As if to spite his optimism, the Tigresses pushed back against the Lions, taking full advantage of the two holes they had just punched in the Lions’ line. The Lions made a valiant effort, but they couldn’t reverse the situation after their lines had been breached. It took another five to ten minutes, but eventually, the Snow Lions were reduced to only fourteen men including Alphonsus and Castor, whereas the Crimson Tigresses had almost thirty, including Valeria and Asiya.
“Damn it…” Castor muttered as the Snow Lions rejoined their fellows. “I think leaving half our unit behind really threw us off…”
“A loss is a loss, but…” Leon began. While he spoke, Leon saw Valeria smile at him in a way that was both cocky and challenging. She was bragging at his unit’s loss at the hands of her unit and inviting a response at the same time.
“… we’ll have other chances,” he finished.
“Indeed we will,” Castor said. “And we’ll win next time!”
“Next time probably means during the FTX,” added Alphonsus. “We can bring our entire unit to bear at that time. Even if they use clever tactics again, they won’t be able to beat our numbers!”
“It’s not a good thing to rely on numbers, though. We ought to think of some clever tactics, too,” Leon responded.

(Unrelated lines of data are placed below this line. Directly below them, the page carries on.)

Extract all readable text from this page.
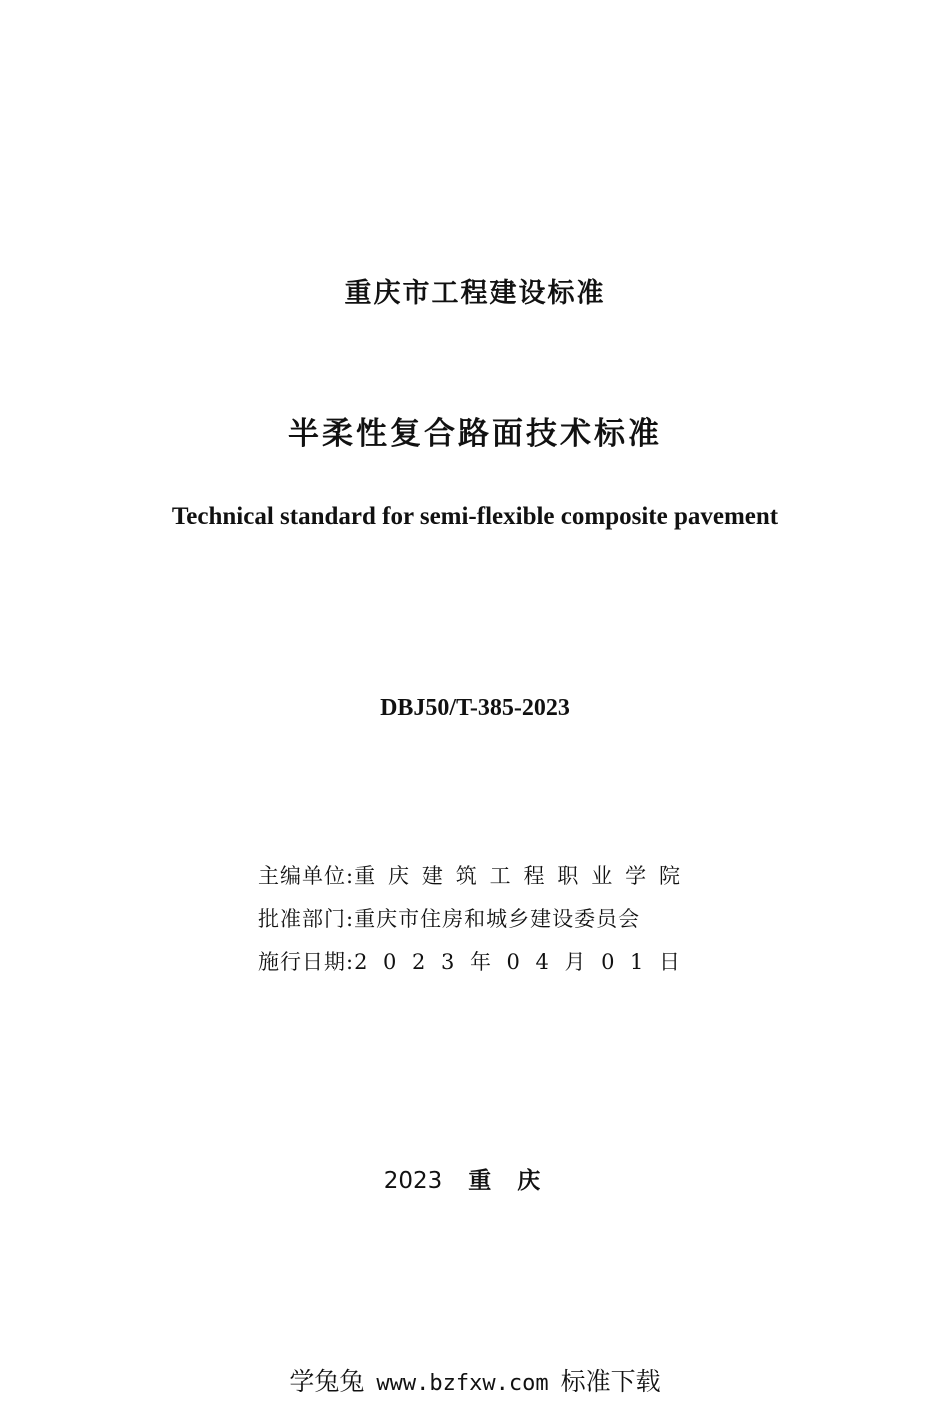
重庆市工程建设标准
半柔性复合路面技术标准
Technical standard for semi-flexible composite pavement
DBJ50/T-385-2023
主编单位: 重 庆 建 筑 工 程 职 业 学 院
批准部门: 重庆市住房和城乡建设委员会
施行日期: 2 0 2 3 年 0 4 月 0 1 日
2023 重庆
学兔兔 www.bzfxw.com 标准下载
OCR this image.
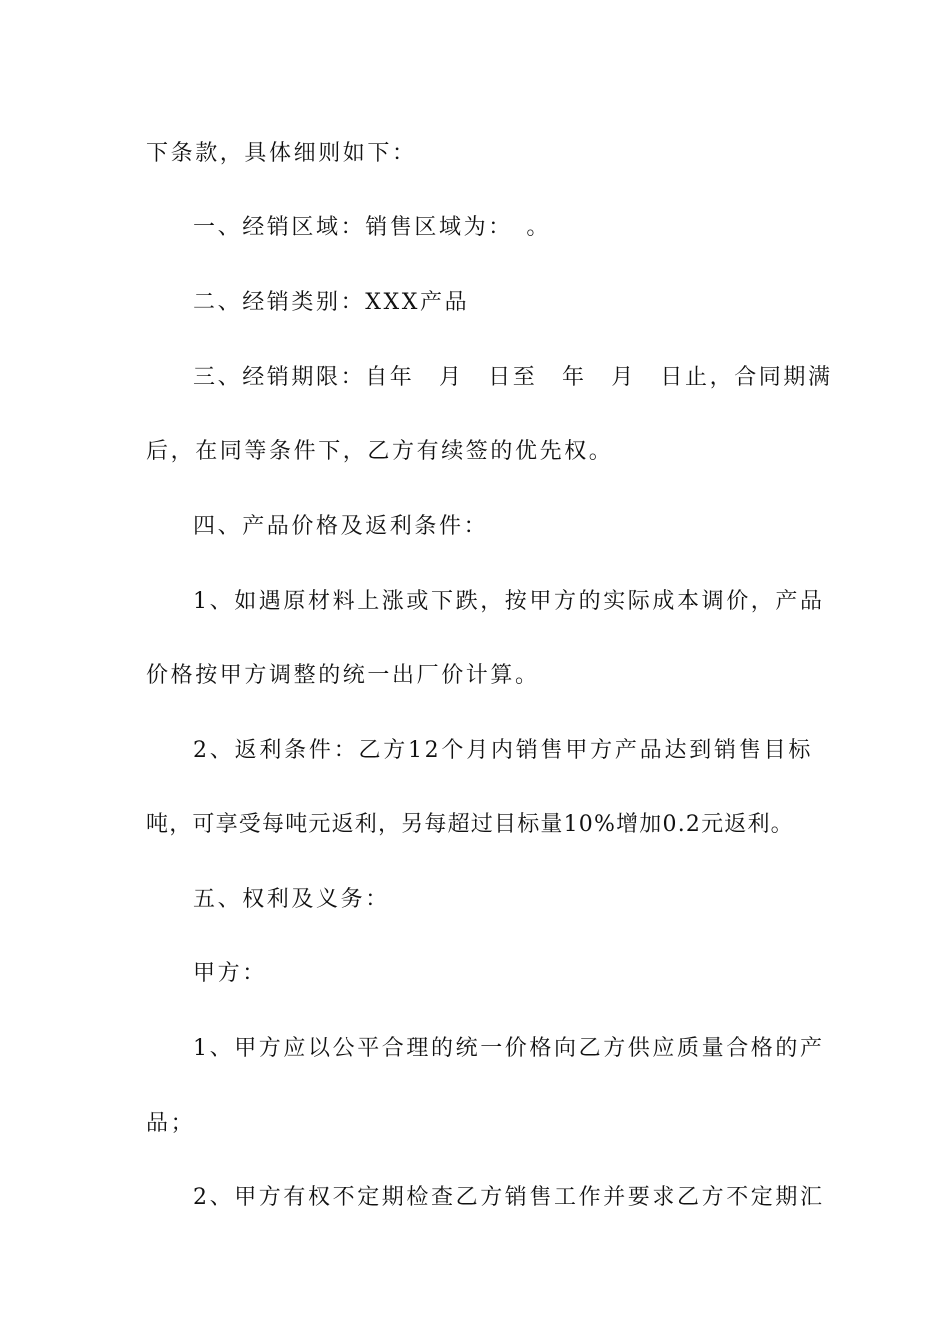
下条款，具体细则如下：
一、经销区域：销售区域为：　。
二、经销类别：XXX产品
三、经销期限：自年　月　日至　年　月　日止，合同期满
后，在同等条件下，乙方有续签的优先权。
四、产品价格及返利条件：
1、如遇原材料上涨或下跌，按甲方的实际成本调价，产品
价格按甲方调整的统一出厂价计算。
2、返利条件：乙方12个月内销售甲方产品达到销售目标
吨，可享受每吨元返利，另每超过目标量10%增加0.2元返利。
五、权利及义务：
甲方：
1、甲方应以公平合理的统一价格向乙方供应质量合格的产
品；
2、甲方有权不定期检查乙方销售工作并要求乙方不定期汇
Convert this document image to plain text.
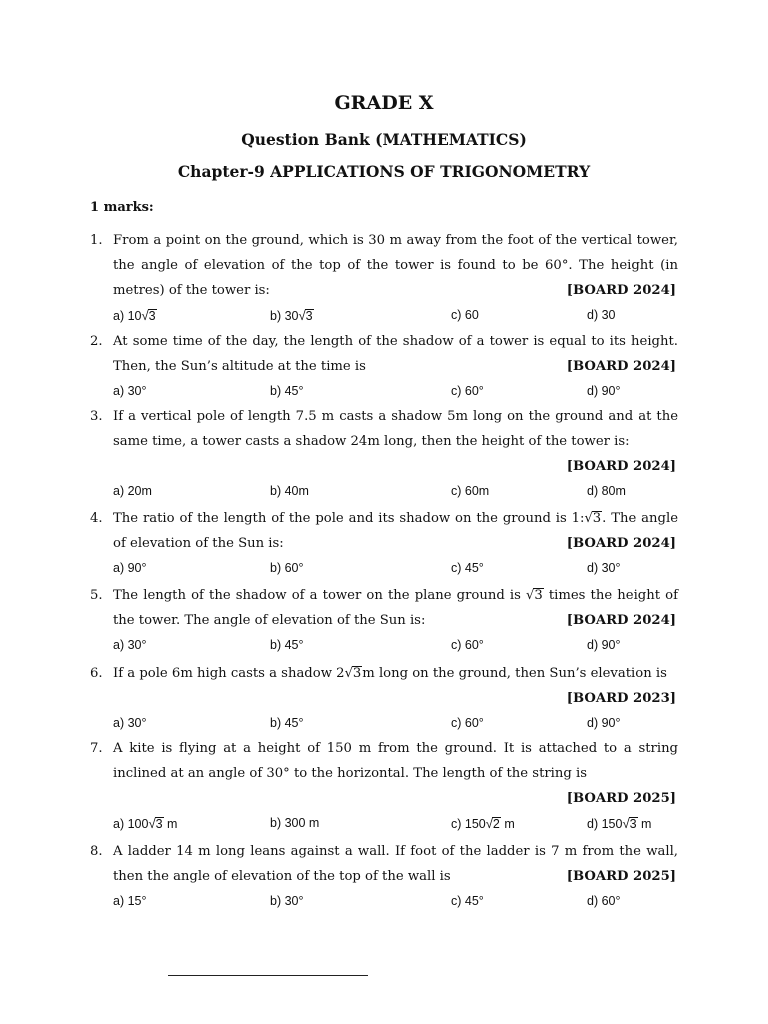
GRADE X
Question Bank (MATHEMATICS)
Chapter-9 APPLICATIONS OF TRIGONOMETRY
1 marks:
1. From a point on the ground, which is 30 m away from the foot of the vertical tower,
the angle of elevation of the top of the tower is found to be 60°. The height (in
metres) of the tower is:	[BOARD 2024]
a) 10√3	b) 30√3	c) 60	d) 30
2. At some time of the day, the length of the shadow of a tower is equal to its height.
Then, the Sun’s altitude at the time is	[BOARD 2024]
a) 30°	b) 45°	c) 60°	d) 90°
3. If a vertical pole of length 7.5 m casts a shadow 5m long on the ground and at the
same time, a tower casts a shadow 24m long, then the height of the tower is:
[BOARD 2024]
a) 20m	b) 40m	c) 60m	d) 80m
4. The ratio of the length of the pole and its shadow on the ground is 1:√3. The angle
of elevation of the Sun is:	[BOARD 2024]
a) 90°	b) 60°	c) 45°	d) 30°
5. The length of the shadow of a tower on the plane ground is √3 times the height of
the tower. The angle of elevation of the Sun is:	[BOARD 2024]
a) 30°	b) 45°	c) 60°	d) 90°
6. If a pole 6m high casts a shadow 2√3m long on the ground, then Sun’s elevation is
[BOARD 2023]
a) 30°	b) 45°	c) 60°	d) 90°
7. A kite is flying at a height of 150 m from the ground. It is attached to a string
inclined at an angle of 30° to the horizontal. The length of the string is
[BOARD 2025]
a) 100√3 m	b) 300 m	c) 150√2 m	d) 150√3 m
8. A ladder 14 m long leans against a wall. If foot of the ladder is 7 m from the wall,
then the angle of elevation of the top of the wall is	[BOARD 2025]
a) 15°	b) 30°	c) 45°	d) 60°
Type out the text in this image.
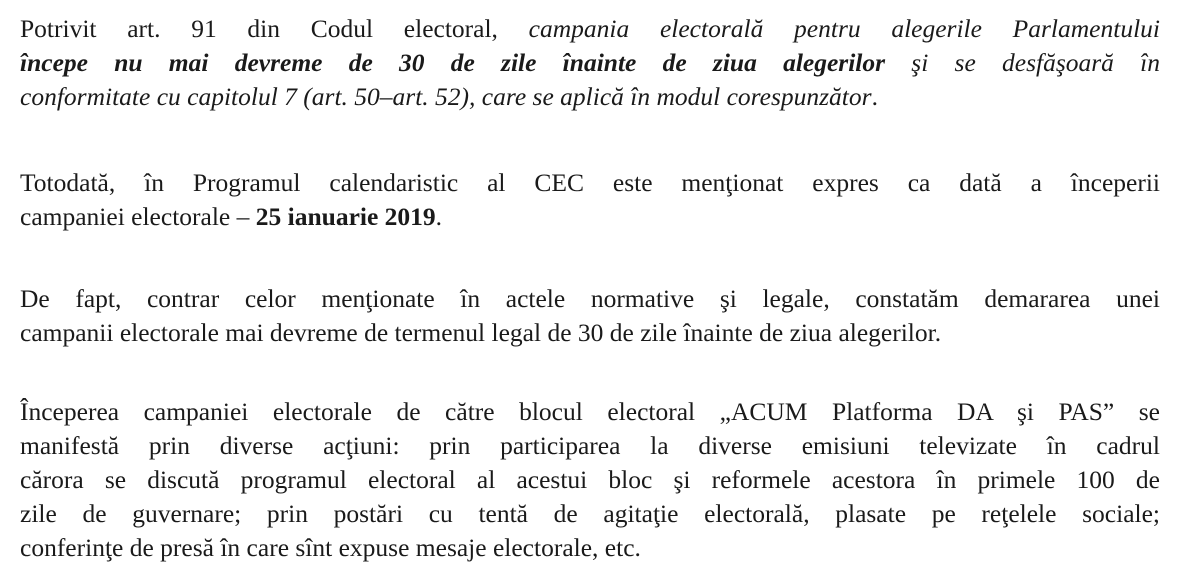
Potrivit art. 91 din Codul electoral, campania electorală pentru alegerile Parlamentului
începe nu mai devreme de 30 de zile înainte de ziua alegerilor şi se desfăşoară în
conformitate cu capitolul 7 (art. 50–art. 52), care se aplică în modul corespunzător.

Totodată, în Programul calendaristic al CEC este menţionat expres ca dată a începerii
campaniei electorale – 25 ianuarie 2019.

De fapt, contrar celor menţionate în actele normative şi legale, constatăm demararea unei
campanii electorale mai devreme de termenul legal de 30 de zile înainte de ziua alegerilor.

Începerea campaniei electorale de către blocul electoral „ACUM Platforma DA şi PAS” se
manifestă prin diverse acţiuni: prin participarea la diverse emisiuni televizate în cadrul
cărora se discută programul electoral al acestui bloc şi reformele acestora în primele 100 de
zile de guvernare; prin postări cu tentă de agitaţie electorală, plasate pe reţelele sociale;
conferinţe de presă în care sînt expuse mesaje electorale, etc.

“Wasn’t saying we shouldn’t, just that we’ll have a distinct advantage next time,” said Alphonsus.
“I wonder about that…” Leon said.
“And what does that mean?!” Alphonsus demanded.
“We… shouldn’t let them choose where we fight. It’ll undoubtedly be a place that’ll mitigate our numerical advantage, like a canyon or something. We should stack the deck in our favor by choosing a place where we can bring all our strength against them and hold nothing back. I doubt we’ll win otherwise…”
“I agree,” Castor said. “Ladies Valeria and Asiya are smart, we shouldn’t underestimate them in the slightest, and we absolutely can’t give them an inch.”
“You had a better view than either of us,” Alphonsus said to Leon, “did you see any weaknesses in their formation? Anything at all that we might be able to exploit?”
Leon responded by solemnly shaking his head.
The three Snow Lions would’ve continued to strategize in depth, but the next pair of units had gotten ready while they were talking. Seeing that the next battle was going to start, Leon, Castor, and Alphonsus re-directed their attention there. They could talk about the Crimson Tigresses later, but missing even a single detail from the other battles could put them at a disadvantage if they were to ever face them in the future.
Fueled by their loss, when the matches were over, the Snow Lions threw themselves wholeheartedly back into training. They took what they had learned from the morning’s battles and decided to focus on unit cohesion, syncing up their movements so that the first line wouldn’t advance alone again.